China dificulta trabalho da imprensa em província atingida por terremoto em 2008

China dificulta trabalho da imprensa em província atingida por terremoto em 2008

Atualizado em 07/05/2009 às 13:05, por Redação Portal IMPRENSA.

Profissionais de imprensa de todo o mundo sofrem intervenções durante seu trabalho de balanço de um ano do terremoto que atingiu a província de Sichuan, na China, e deixou cerca de oitenta mil mortos.

Desde o último dia 1º de abril, o Clube de Correspondentes Estrangeiros do país registrou seis casos de interferência no trabalho de jornalistas enviados a Sichuan para analisar a situação da província um ano após a tragédia.

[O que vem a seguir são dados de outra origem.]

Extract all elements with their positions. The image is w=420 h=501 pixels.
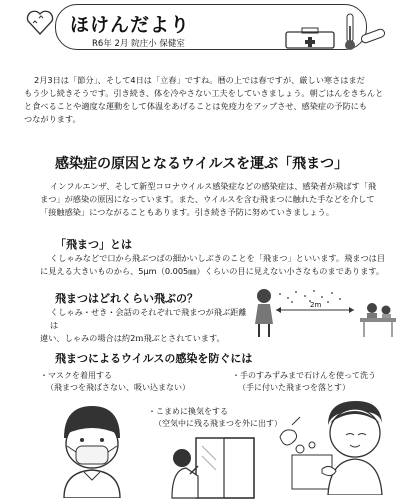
distance-label: 2m [310, 301, 322, 309]
page-subtitle: R6年 2月 院庄小 保健室 [92, 39, 185, 49]
heart-decoration-icon [24, 6, 56, 38]
mask-child-illustration [50, 398, 135, 498]
page-title: ほけんだより [70, 14, 191, 36]
tip-main: ・マスクを着用する [40, 371, 112, 380]
tip-mask [40, 370, 190, 394]
section3-line: 違い、しゃみの場合は約2ｍ飛ぶとされています。 [40, 333, 225, 343]
section1-line: インフルエンザ、そして新型コロナウイルス感染症などの感染症は、感染者が飛ばす「飛 [50, 181, 377, 191]
section1-line: 「接触感染」につながることもあります。引き続き予防に努めていきましょう。 [40, 207, 334, 217]
section1-body [40, 180, 400, 219]
tip-sub: （手に付いた飛まつを落とす） [238, 383, 350, 392]
section2-line: に見える大きいものから、5μm（0.005㎜）くらいの目に見えない小さなものまであります。 [40, 266, 385, 276]
intro-line: もう少し続きそうです。引き続き、体を冷やさない工夫をしていきましょう。朝ごはんをきちんと [24, 88, 384, 98]
intro-line: つながります。 [24, 114, 81, 124]
intro-paragraph [24, 74, 399, 126]
medical-kit-icon [284, 26, 336, 50]
sneeze-distance-illustration [250, 282, 400, 338]
section3-line: くしゃみ・せき・会話のそれぞれで飛まつが飛ぶ距離は [50, 307, 247, 330]
section2-line: くしゃみなどで口から飛ぶつばの細かいしぶきのことを「飛まつ」といいます。飛まつは目 [50, 253, 386, 263]
tip-sub: （飛まつを飛ばさない、吸い込まない） [46, 383, 190, 392]
section1-heading: 感染症の原因となるウイルスを運ぶ「飛まつ」 [55, 156, 349, 172]
intro-line: と食べることや適度な運動をして体温をあげることは免疫力をアップさせ、感染症の予防にも [24, 101, 368, 111]
section2-heading: 「飛まつ」とは [55, 238, 132, 251]
section1-line: まつ」が感染の原因になっています。また、ウイルスを含む飛まつに触れた手などを介して [40, 194, 375, 204]
handwash-child-illustration [270, 395, 400, 495]
tip-main: ・こまめに換気をする [148, 407, 228, 416]
window-ventilation-illustration [168, 436, 258, 500]
section3-heading: 飛まつはどれくらい飛ぶの？ [55, 292, 198, 305]
section4-heading: 飛まつによるウイルスの感染を防ぐには [55, 352, 253, 365]
section2-body [40, 252, 400, 278]
bandage-icon [358, 24, 388, 48]
section3-body [40, 306, 250, 345]
tip-handwash [232, 370, 376, 394]
tip-ventilate [148, 406, 282, 430]
tip-main: ・手のすみずみまで石けんを使って洗う [232, 371, 376, 380]
intro-line: 2月3日は「節分」、そして4日は「立春」ですね。暦の上では春ですが、厳しい寒さはまだ [34, 75, 365, 85]
tip-sub: （空気中に残る飛まつを外に出す） [154, 419, 282, 428]
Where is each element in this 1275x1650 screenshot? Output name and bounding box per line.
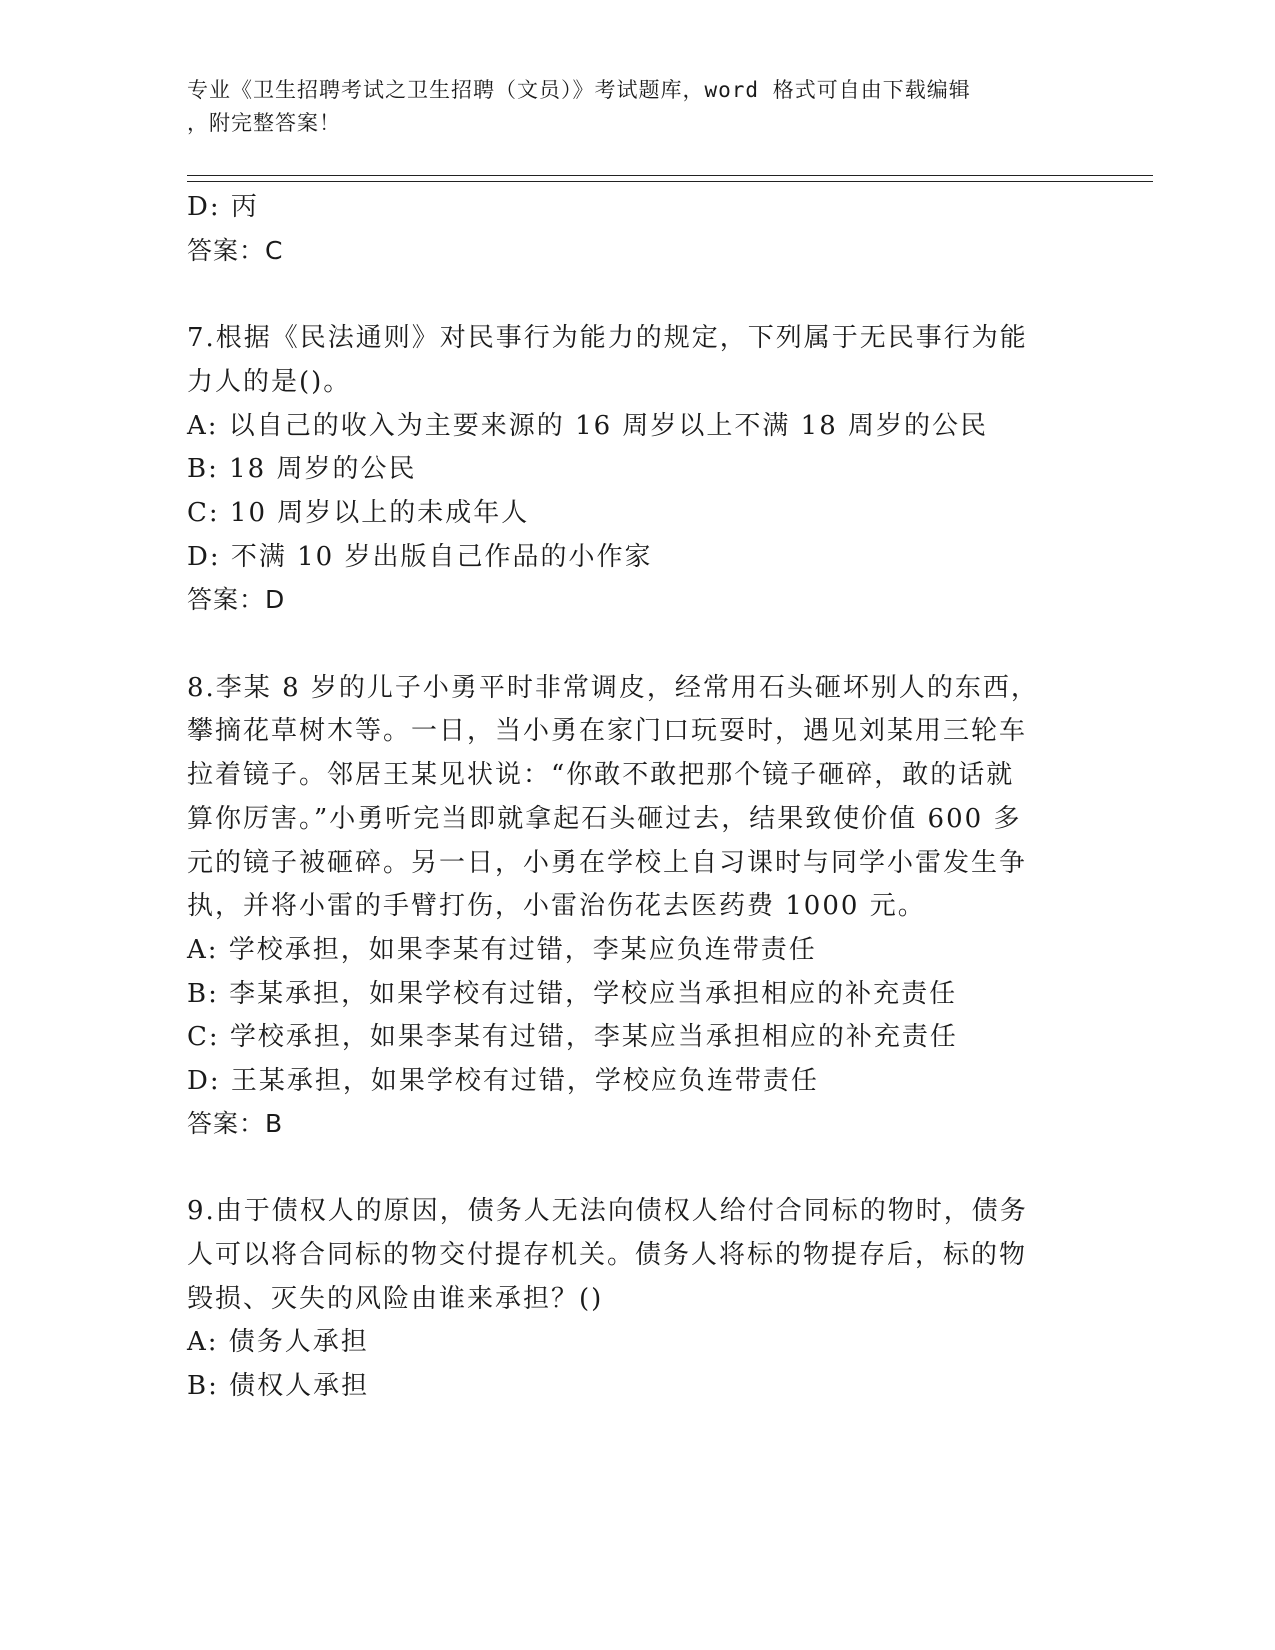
document-header [187, 74, 1067, 140]
q8-option-a: A: 学校承担，如果李某有过错，李某应负连带责任 [187, 935, 817, 965]
q9-stem-line-2: 人可以将合同标的物交付提存机关。债务人将标的物提存后，标的物 [187, 1240, 1028, 1270]
q9-stem-line-1: 9.由于债权人的原因，债务人无法向债权人给付合同标的物时，债务 [187, 1196, 1028, 1226]
prev-option-d: D: 丙 [187, 192, 259, 222]
q9-stem-line-3: 毁损、灭失的风险由谁来承担？() [187, 1284, 604, 1314]
q8-option-d: D: 王某承担，如果学校有过错，学校应负连带责任 [187, 1066, 819, 1096]
q7-stem-line-1: 7.根据《民法通则》对民事行为能力的规定，下列属于无民事行为能 [187, 323, 1028, 353]
q7-stem-line-2: 力人的是()。 [187, 367, 352, 397]
q8-stem-line-1: 8.李某 8 岁的儿子小勇平时非常调皮，经常用石头砸坏别人的东西， [187, 673, 1039, 703]
header-line-2: ，附完整答案！ [187, 111, 341, 135]
q8-stem-line-4: 算你厉害。”小勇听完当即就拿起石头砸过去，结果致使价值 600 多 [187, 804, 1022, 834]
q8-stem-line-2: 攀摘花草树木等。一日，当小勇在家门口玩耍时，遇见刘某用三轮车 [187, 716, 1028, 746]
prev-answer: 答案：C [187, 236, 284, 265]
header-divider-bottom [187, 181, 1153, 182]
header-line-1: 专业《卫生招聘考试之卫生招聘（文员）》考试题库，word 格式可自由下载编辑 [187, 78, 971, 102]
q8-answer: 答案：B [187, 1109, 284, 1138]
q7-option-d: D: 不满 10 岁出版自己作品的小作家 [187, 542, 653, 572]
q7-answer: 答案：D [187, 585, 286, 614]
q7-option-b: B: 18 周岁的公民 [187, 454, 417, 484]
q8-stem-line-6: 执，并将小雷的手臂打伤，小雷治伤花去医药费 1000 元。 [187, 891, 926, 921]
q9-option-a: A: 债务人承担 [187, 1327, 369, 1357]
q8-option-c: C: 学校承担，如果李某有过错，李某应当承担相应的补充责任 [187, 1022, 958, 1052]
q8-stem-line-5: 元的镜子被砸碎。另一日，小勇在学校上自习课时与同学小雷发生争 [187, 848, 1028, 878]
q9-option-b: B: 债权人承担 [187, 1371, 370, 1401]
q7-option-a: A: 以自己的收入为主要来源的 16 周岁以上不满 18 周岁的公民 [187, 411, 989, 441]
q7-option-c: C: 10 周岁以上的未成年人 [187, 498, 530, 528]
q8-stem-line-3: 拉着镜子。邻居王某见状说：“你敢不敢把那个镜子砸碎，敢的话就 [187, 760, 1015, 790]
header-divider-top [187, 175, 1153, 176]
q8-option-b: B: 李某承担，如果学校有过错，学校应当承担相应的补充责任 [187, 979, 958, 1009]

Na maioria dos casos de repressão, os jornalistas foram agredidos, ainda que ninguém tenha ficado ferido.

Segundo o jornal O Estado de S.Paulo , em março, o Governo da China anunciou que os repórteres que fossem a Sichuan precisariam se registrar previamente. Desse modo, os jornalistas são obrigados a comunicar as autoridades locais sobre a reportagem e então aguardar autorização, o que pode demorar muito.

"Não apenas há pais que têm sido ameaçados, detidos e, em alguns casos, chutados e socados por funcionários e forças de segurança, como o governo também tem pressionado muitas das famílias das vítimas a aceitar uma compensação única em troca da interrupção das demandas por uma investigação pública (das condições das mortes)", afirmou a entidade Human Rights Watch em documento divulgado na última quarta-feira (6).

As agressões contra os jornalistas sãos feitas, segundo a entidade, por grupos paramilitares que não sofrem interferência das autoridades da província.

Casos registrados em abril

Cerca de dez pessoas cercaram a repórter Katri Moakknonen e sua equipe na região de Fuxin e tentaram tomar os equipamentos . "Nós quase perdemos nossa câmera. Foi muito violento", relato Katri.

O jornalista Jamil Anderlini, do Financial Times , foi vítima de intervenções em suas reportagens duas vezes em menos de 24 horas. A primeira interferência ocorreu quando ele tentava entrevistar pais de crianças que morreram durante o terremoto. Um homem não identificado tentou arrancar a câmera de vídeo do repórter e, em seguida, mais doze pessoas investiram contra Anderlini.

No dia seguinte, Anderlini foi impedido entrevistar uma moradora que apresentou uma petição queixando-se às autoridades locais. Na ocasião, um homem abordou o jornalista e arremessou sua câmera no chão.

Ao indagar o departamento de propaganda local, responsável pela fiscalização da imprensa, o repórter foi informado que a polícia poderia deter repórteres por qualquer razão.